Cistercian Rite
CISTERCIAN RITE
This entry discusses the history and development of the pre-Vatican II Cistercian Rite, and its form of the Divine Office and Mass.
Divine Office. The Cistercian Office is basically that of the Rule of St. Benedict. Before the founding of Cîteaux this Office had become so overlaid with additional psalms, little offices, litanies, processions, and commemorations that the monks were spending the greater part of their day in choir and had little or no time for manual labor. In the first half of the 12th century the Cistercians swept aside these accretions and boasted of having returned to the balanced monastic day that St. Benedict had intended. Yet the second half of the century witnessed the same process of elaboration of the choral service. First an office of the dead was to be said in choir on most days, then a daily office of Our Lady; processions were multiplied, and common commemorations introduced. Only in the 20th century was this process brought to a halt and measures taken to reform the Office to its historical simplicity.
Traditionally, on ferial days Vigils (Matins) had two nocturns, each with six psalms, the first nocturn containing either three lessons or one short lesson. On Sundays and feasts there were three nocturns, the first two each containing six psalms and four lessons, the third having three canticles and four lessons. Lauds and the Little Hours were similar in structure to those of the Roman rite. Vespers had only four psalms, and these were always ferial, that is, they did not vary for feasts. Compline began with a 15-minute reading in the cloister, consisting of Psalms 4, 90, and 133 every day, and lacked the familiar Confiteor, Nunc Dimittis, and In Manus Tuas of the Roman rite. Proper to the Cistercians were a commemoration of Our Lady before the hours, and the well-known Cistercian salve regina after Compline.

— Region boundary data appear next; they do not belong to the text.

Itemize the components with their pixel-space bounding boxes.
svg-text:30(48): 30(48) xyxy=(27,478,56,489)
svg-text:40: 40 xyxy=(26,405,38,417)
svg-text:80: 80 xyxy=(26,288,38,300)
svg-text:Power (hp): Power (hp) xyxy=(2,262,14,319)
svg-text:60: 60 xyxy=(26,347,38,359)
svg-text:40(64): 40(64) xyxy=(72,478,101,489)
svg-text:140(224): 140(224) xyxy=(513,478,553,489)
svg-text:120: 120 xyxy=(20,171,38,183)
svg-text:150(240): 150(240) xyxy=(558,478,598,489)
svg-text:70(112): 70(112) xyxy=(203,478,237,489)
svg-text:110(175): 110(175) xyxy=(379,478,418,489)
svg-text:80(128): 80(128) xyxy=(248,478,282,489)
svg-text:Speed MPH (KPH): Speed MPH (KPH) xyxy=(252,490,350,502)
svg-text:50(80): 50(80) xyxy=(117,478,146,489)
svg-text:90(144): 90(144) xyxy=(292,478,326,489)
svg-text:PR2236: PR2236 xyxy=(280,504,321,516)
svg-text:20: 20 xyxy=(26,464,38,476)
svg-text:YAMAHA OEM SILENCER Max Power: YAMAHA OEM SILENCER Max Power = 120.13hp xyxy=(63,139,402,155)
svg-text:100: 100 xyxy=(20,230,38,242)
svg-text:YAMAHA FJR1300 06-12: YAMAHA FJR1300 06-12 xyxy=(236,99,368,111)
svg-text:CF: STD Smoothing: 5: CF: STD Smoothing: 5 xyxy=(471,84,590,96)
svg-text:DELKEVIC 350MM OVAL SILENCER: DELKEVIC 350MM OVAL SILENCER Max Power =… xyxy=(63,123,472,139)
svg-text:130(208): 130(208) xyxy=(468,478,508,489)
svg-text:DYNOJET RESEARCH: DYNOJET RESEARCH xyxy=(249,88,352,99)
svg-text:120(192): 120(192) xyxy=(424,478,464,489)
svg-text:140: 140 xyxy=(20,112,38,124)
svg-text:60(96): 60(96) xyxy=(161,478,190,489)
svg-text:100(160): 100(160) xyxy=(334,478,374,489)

Mass. Since the Rule of St. Benedict did not give detailed instructions for the celebration of Mass, the first Cistercians appeared simply to have taken the rite of the ecclesiastical province of Lyons in which they were first situated, together with some Cluniac usages from Molesmes. In their desire for uniformity they made this rite obligatory for all houses, no matter where located. The early Cistercian Mass was characterized by simplicity. There were two categories of high Mass: the Sunday-feast-day Mass with deacon and subdeacon, and the ferial-day Mass with only one minister, either a deacon or a subdeacon. The dalmatic and tunic were not worn. Incense was used on Sundays and feasts, only at the Offertory. There were no acolytes, merely a server who came up from the choir when needed. Holy Communion was still being distributed at that time under both species, and the profound bow had not yet given way to the genuflection. Later centuries saw progressive embellishment in the form of added candles, incense, dalmatic and tunic, pontifical Masses, and a greater variety of chants. When at the end of the 16th century Pius V published his reformed Roman Missal, the ancient religious orders, although not required to adopt it, were invited to do so. The Cistercians, after much internal dissension, finally accepted the rubrics of the 1570 Missal.
Bibliography: p. guignard, Les Monuments primitifs de la règle cistercienne (Dijon 1878). h. sÉjalon, ed., Nomasticon cistercienne (new ed. Solesmes 1892). a. malet, La Liturgie
cistercienne (Westmalle 1921). a. a. king, Liturgies of the Religious Orders (Milwaukee 1955) 62–156. l. j. lekai, The White Monks (Okauchee, Wis. 1953) 17l–186. c. waddell, "The pre-Cistercian background of Cîteaux and the Cistercian liturgy," in e. r. elder, Goad and Nail: Studies in Medieval Cistercian History (Kalamazoo, Mich. 1985) 109–132.